With only two exceptions the Popular Music Library has catalogued everything in stock by title. This may seem a radical way of arranging things but in a large comprehensive collection such as this with its specialist use, the system is designed to suit the work patterns. Two main indexes are being introduced which cover the bulk of the stock plus a vast collection of song copies which are arranged alphabetically; thus creating their own index. The first main index covers the complete collection of arrangements and orchestrations in manuscript and printed form for various orchestras. This covers approximately 115,000 items which are all available and in current use. The material is arranged numerically on the shelves in bags as it is catalogued, the manuscript arrangements in one section and the printed ones in another. Because they cover a wide range of orchestral and band styles the only possible way to catalogue these items is by title. Naturally, most titles will have more than one arrangement and, therefore, in the index each individual title is arranged numerically.

There have been various collections of arrangements donated to the Popular Music Library from various sources, for example, eminent orchestra and bandleaders now retired or BBC regional orchestras and bands now non-operative. These collections have been catalogued and integrated into the main collection with information that these items are from alternative sources although absorbed into the main collection.

The other index includes song albums, vocal scores, piano and instrumental solos and selections and a separate indexed song collection. All the items listed in this catalogue itself are comprehensively annotated enabling the staff to pinpoint the location of each item.

The cards in both our main indexes contain selected information, which may include composer and publisher details, the orchestra for which a piece of music has been arranged, the date of composition, the copyright date, the key and the range of a vocal item, and any subsequent adaptations of the pieces.

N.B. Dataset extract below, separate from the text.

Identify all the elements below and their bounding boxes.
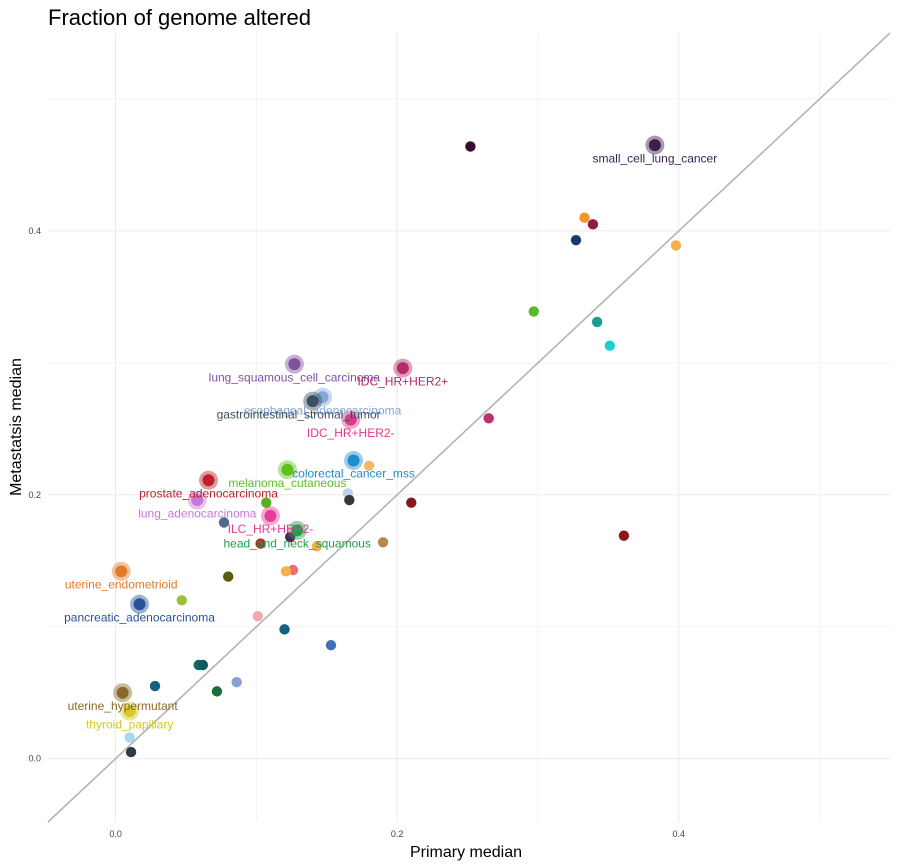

Apart from these file collections the other sections of the library, which carry their own catalogue systems, are the reference books and the composer file section. This latter collection is based on eminent composers of popular music and contains completely indexed files of these composers’ works. This is a difficult collection to continue in as much as the problem exists of deciding which composers merit inclusion in what is essentially an archive. The obvious people such as Rogers and Hammerstein, George Gershwin, Lennon and McCartney, are easy to administer, their music is readily available and well documented. The lesser-known composers, especially those who are currently writing can be more problematic when deciding to create a file on their works. To decide on their inclusion, to obtain a list of their complete works, and then to obtain those works is quite an arduous task. The safest rule of thumb when in doubt about the merit of a composer is to include him in your collection.